Frankly, I wouldn’t go near this stock with my mother-in-law’s 3-million-volt Taser rifle. I wrote in a February column that the real estate market had “bubbled,” which was simple as Simon to see, while CBG was trading in the $37-$39 range. But in July JMP recommended CBG at $40, in June Wachovia couldn’t say enough good things about CBG’s future stock price and in May Goldman Sachs waxed eloquently that CBG was attractively undervalued. Meanwhile, the sophisticated research departments of several large retail brokerages exhorted their brokers to push CBG shares.

Well, CBG is now 14 to 15 points lower and Goldman Sachs just lowered its CBG rating from “buy” to “neutral.” NEUTRAL … hell’s bells, with crashing real estate prices and a real estate market soon to implode overseas, Goldman’s idiots don’t have enough smarts to yell “Sell!”

Meanwhile, Wachovia’s research nerds must be having a series of serious brain burps.
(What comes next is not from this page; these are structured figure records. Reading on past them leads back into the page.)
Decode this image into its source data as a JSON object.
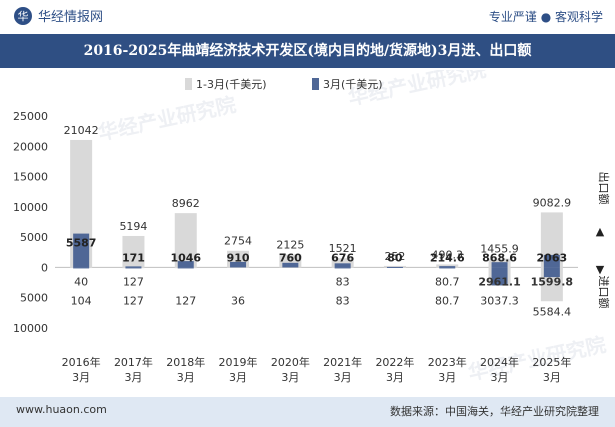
{
  "header": {
    "brand": "华经情报网",
    "slogan": "专业严谨 ● 客观科学",
    "title": "2016-2025年曲靖经济技术开发区(境内目的地/货源地)3月进、出口额"
  },
  "footer": {
    "site": "www.huaon.com",
    "source": "数据来源：中国海关，华经产业研究院整理"
  },
  "side_labels": {
    "export": "出口额",
    "import": "进口额"
  },
  "watermark": "华经产业研究院",
  "colors": {
    "ytd": "#d9d9d9",
    "month": "#4f6796",
    "title_bg": "#2f4f83",
    "footer_bg": "#dfe8f3"
  },
  "chart_data": {
    "type": "bar",
    "categories": [
      "2016年\n3月",
      "2017年\n3月",
      "2018年\n3月",
      "2019年\n3月",
      "2020年\n3月",
      "2021年\n3月",
      "2022年\n3月",
      "2023年\n3月",
      "2024年\n3月",
      "2025年\n3月"
    ],
    "ylim": [
      -10000,
      25000
    ],
    "yticks": [
      25000,
      20000,
      15000,
      10000,
      5000,
      0,
      -5000,
      -10000
    ],
    "ytick_labels": [
      "25000",
      "20000",
      "15000",
      "10000",
      "5000",
      "0",
      "5000",
      "10000"
    ],
    "legend": [
      "1-3月(千美元)",
      "3月(千美元)"
    ],
    "legend_position": "top",
    "series": [
      {
        "name": "1-3月(千美元)",
        "kind": "export",
        "values": [
          21042,
          5194,
          8962,
          2754,
          2125,
          1521,
          252,
          490.3,
          1455.9,
          9082.9
        ],
        "labels": [
          "21042",
          "5194",
          "8962",
          "2754",
          "2125",
          "1521",
          "252",
          "490.3",
          "1455.9",
          "9082.9"
        ]
      },
      {
        "name": "3月(千美元)",
        "kind": "export",
        "values": [
          5587,
          171,
          1046,
          910,
          760,
          676,
          80,
          214.6,
          868.6,
          2063
        ],
        "labels": [
          "5587",
          "171",
          "1046",
          "910",
          "760",
          "676",
          "80",
          "214.6",
          "868.6",
          "2063"
        ]
      },
      {
        "name": "1-3月(千美元)",
        "kind": "import",
        "values": [
          104,
          127,
          127,
          36,
          0,
          83,
          0,
          80.7,
          3037.3,
          5584.4
        ],
        "labels": [
          "104",
          "127",
          "127",
          "36",
          "",
          "83",
          "",
          "80.7",
          "3037.3",
          "5584.4"
        ]
      },
      {
        "name": "3月(千美元)",
        "kind": "import",
        "values": [
          40,
          127,
          127,
          0,
          0,
          83,
          0,
          80.7,
          2961.1,
          1599.8
        ],
        "labels": [
          "40",
          "127",
          "",
          "",
          "",
          "83",
          "",
          "80.7",
          "2961.1",
          "1599.8"
        ]
      }
    ]
  }
}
Wachovia recommended CBG in June at $38, and though it’s 14 points lower, it’s still on the buy list. Few observers would be surprised if they learned that Goldman or Wachovia would pay dearly to get some investment banking or consulting business from CBG.

I recommend that you sell your 600 shares of CBG and take a $9,000 loss.

My second recommendation is to stop reading Goldman Sachs’ research. Between 1991 and 2003, I read reams of Goldman stuff and discovered very little of redeeming value. That conclusion is reflected by the performance of the various Goldman Sachs mutual funds. Not one of Goldman’s mutual funds has a standout performance record.